Si volta verso la graziosa Marie e si vede con i suoi occhi, una donna dalla pelle nera, il volto rugoso, il braccio che le penzola al fianco, gli occhi di chi ha visto i propri figli contendere il cibo ai cani. Vide se stessa e per la prima volta capì il disgusto e la paura che la giovane donna provava nei suoi confronti.
Allora rise, e si accovacciò prendendo nella mano buona il serpente lungo come un alberello e grosso come la cima di una nave.
«Tieni» disse, «questo sarà il nostro
voudón.
»

Lasciò cadere il serpente inerte nel cesto che la pallida Marie portava al braccio.
E poi, al chiaro di luna, per l’ultima volta la seconda vista le permise di vedere il fratello Agasu.
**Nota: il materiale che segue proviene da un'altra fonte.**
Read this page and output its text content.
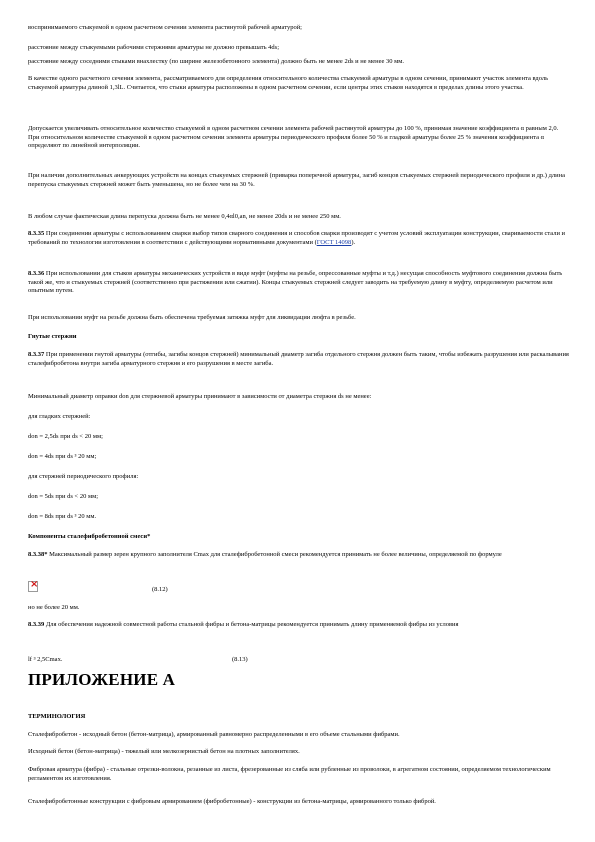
воспринимаемого стыкуемой в одном расчетном сечении элемента растянутой рабочей арматурой;

расстояние между стыкуемыми рабочими стержнями арматуры не должно превышать 4ds;

расстояние между соседними стыками внахлестку (по ширине железобетонного элемента) должно быть не менее 2ds и не менее 30 мм.

В качестве одного расчетного сечения элемента, рассматриваемого для определения относительного количества стыкуемой арматуры в одном сечении, принимают участок элемента вдоль стыкуемой арматуры длиной 1,3lL. Считается, что стыки арматуры расположены в одном расчетном сечении, если центры этих стыков находятся в пределах длины этого участка.

Допускается увеличивать относительное количество стыкуемой в одном расчетном сечении элемента рабочей растянутой арматуры до 100 %, принимая значение коэффициента α равным 2,0. При относительном количестве стыкуемой в одном расчетном сечении элемента арматуры периодического профиля более 50 % и гладкой арматуры более 25 % значения коэффициента α определяют по линейной интерполяции.

При наличии дополнительных анкерующих устройств на концах стыкуемых стержней (приварка поперечной арматуры, загиб концов стыкуемых стержней периодического профиля и др.) длина перепуска стыкуемых стержней может быть уменьшена, но не более чем на 30 %.

В любом случае фактическая длина перепуска должна быть не менее 0,4αl0,an, не менее 20ds и не менее 250 мм.

8.3.35 При соединении арматуры с использованием сварки выбор типов сварного соединения и способов сварки производят с учетом условий эксплуатации конструкции, свариваемости стали и требований по технологии изготовления в соответствии с действующими нормативными документами (ГОСТ 14098).

8.3.36 При использовании для стыков арматуры механических устройств в виде муфт (муфты на резьбе, опрессованные муфты и т.д.) несущая способность муфтового соединения должна быть такой же, что и стыкуемых стержней (соответственно при растяжении или сжатии). Концы стыкуемых стержней следует заводить на требуемую длину в муфту, определяемую расчетом или опытным путем.

При использовании муфт на резьбе должна быть обеспечена требуемая затяжка муфт для ликвидации люфта в резьбе.

Гнутые стержни

8.3.37 При применении гнутой арматуры (отгибы, загибы концов стержней) минимальный диаметр загиба отдельного стержня должен быть таким, чтобы избежать разрушения или раскалывания сталефибробетона внутри загиба арматурного стержня и его разрушения в месте загиба.

Минимальный диаметр оправки don для стержневой арматуры принимают в зависимости от диаметра стержня ds не менее:

для гладких стержней:

don = 2,5ds при ds < 20 мм;

don = 4ds при ds ³ 20 мм;

для стержней периодического профиля:

don = 5ds при ds < 20 мм;

don = 8ds при ds ³ 20 мм.

Компоненты сталефибробетонной смеси*

8.3.38* Максимальный размер зерен крупного заполнителя Сmax для сталефибробетонной смеси рекомендуется принимать не более величины, определяемой по формуле

×
(8.12)

но не более 20 мм.

8.3.39 Для обеспечения надежной совместной работы стальной фибры и бетона-матрицы рекомендуется принимать длину применяемой фибры из условия

lf ³ 2,5Cmax.	(8.13)
ПРИЛОЖЕНИЕ А

ТЕРМИНОЛОГИЯ

Сталефибробетон - исходный бетон (бетон-матрица), армированный равномерно распределенными в его объеме стальными фибрами.

Исходный бетон (бетон-матрица) - тяжелый или мелкозернистый бетон на плотных заполнителях.

Фибровая арматура (фибра) - стальные отрезки-волокна, резанные из листа, фрезерованные из сляба или рубленные из проволоки, в агрегатном состоянии, определяемом технологическим регламентом их изготовления.

Сталефибробетонные конструкции с фибровым армированием (фибробетонные) - конструкции из бетона-матрицы, армированного только фиброй.
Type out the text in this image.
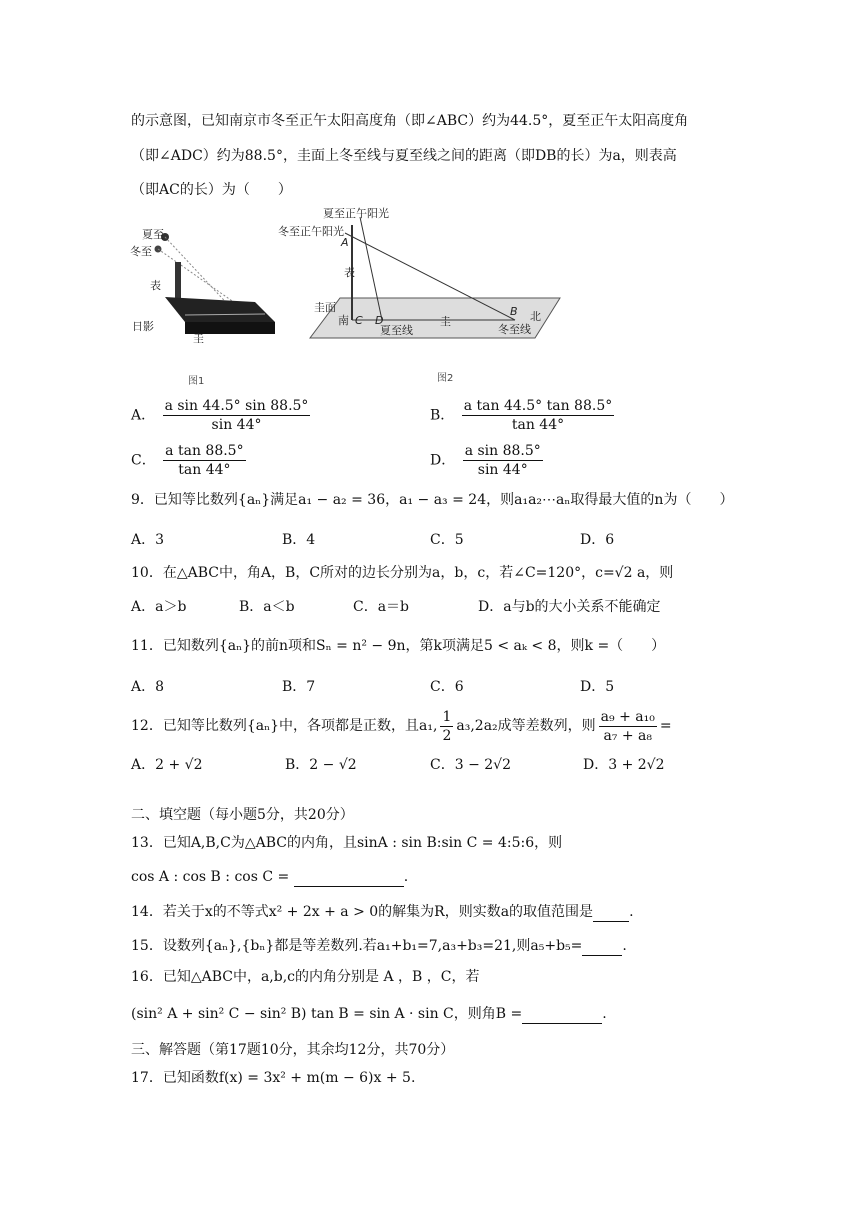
的示意图，已知南京市冬至正午太阳高度角（即∠ABC）约为44.5°，夏至正午太阳高度角
（即∠ADC）约为88.5°，圭面上冬至线与夏至线之间的距离（即DB的长）为a，则表高
（即AC的长）为（　　）
夏至
冬至
表
日影
圭
图1
夏至正午阳光
冬至正午阳光
A
表
圭面
南 C D
夏至线
圭
B 北
冬至线
图2
A． $\frac{\text{a sin 44.5° sin 88.5°}}{\sin 44^\circ}$	B． $\frac{\text{a tan 44.5° tan 88.5°}}{\tan 44^\circ}$
C． $\frac{\text{a tan 88.5°}}{\tan 44^\circ}$	D． $\frac{\text{a sin 88.5°}}{\sin 44^\circ}$
9．已知等比数列{aₙ}满足a₁ − a₂ = 36，a₁ − a₃ = 24，则a₁a₂⋯aₙ取得最大值的n为（　　）
A．3	B．4	C．5	D．6
10．在△ABC中，角A，B，C所对的边长分别为a，b，c，若∠C=120°，c=√2 a，则
A．a＞b	B．a＜b	C．a＝b	D．a与b的大小关系不能确定
11．已知数列{aₙ}的前n项和Sₙ = n² − 9n，第k项满足5 < aₖ < 8，则k =（　　）
A．8	B．7	C．6	D．5
12．已知等比数列{aₙ}中，各项都是正数，且a₁, $\frac{1}{2} a_3,2a_2$成等差数列，则 $\frac{\text{a₉ + a₁₀}}{\text{a₇ + a₈}}$ =
A．2 + √2	B．2 − √2	C．3 − 2√2	D．3 + 2√2
二、填空题（每小题5分，共20分）
13．已知A,B,C为△ABC的内角，且sinA : sin B:sin C = 4:5:6，则
cos A : cos B : cos C =	.
14．若关于x的不等式x² + 2x + a > 0的解集为R，则实数a的取值范围是	.
15．设数列{aₙ},{bₙ}都是等差数列.若a₁+b₁=7,a₃+b₃=21,则a₅+b₅=	.
16．已知△ABC中，a,b,c的内角分别是 A ，B ，C，若
(sin² A + sin² C − sin² B) tan B = sin A · sin C，则角B =	.
三、解答题（第17题10分，其余均12分，共70分）
17．已知函数f(x) = 3x² + m(m − 6)x + 5.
Non era il ragazzino di dodici anni che aveva lasciato al mercato degli schiavi di Bridgeport, ma un uomo enorme, nudo, la schiena coperta dì profonde cicatrici, e sorrideva mostrando i denti rotti. In una mano stringeva il machete. Il braccio destro era un moncherino.
Lei allungò la mano sinistra, quella buona.

«Aspettami, aspettami un momento» sussurrò. «Arrivo. Arrivo da te tra poco.»
E Marie Paris pensò che la vecchia stesse parlando con lei.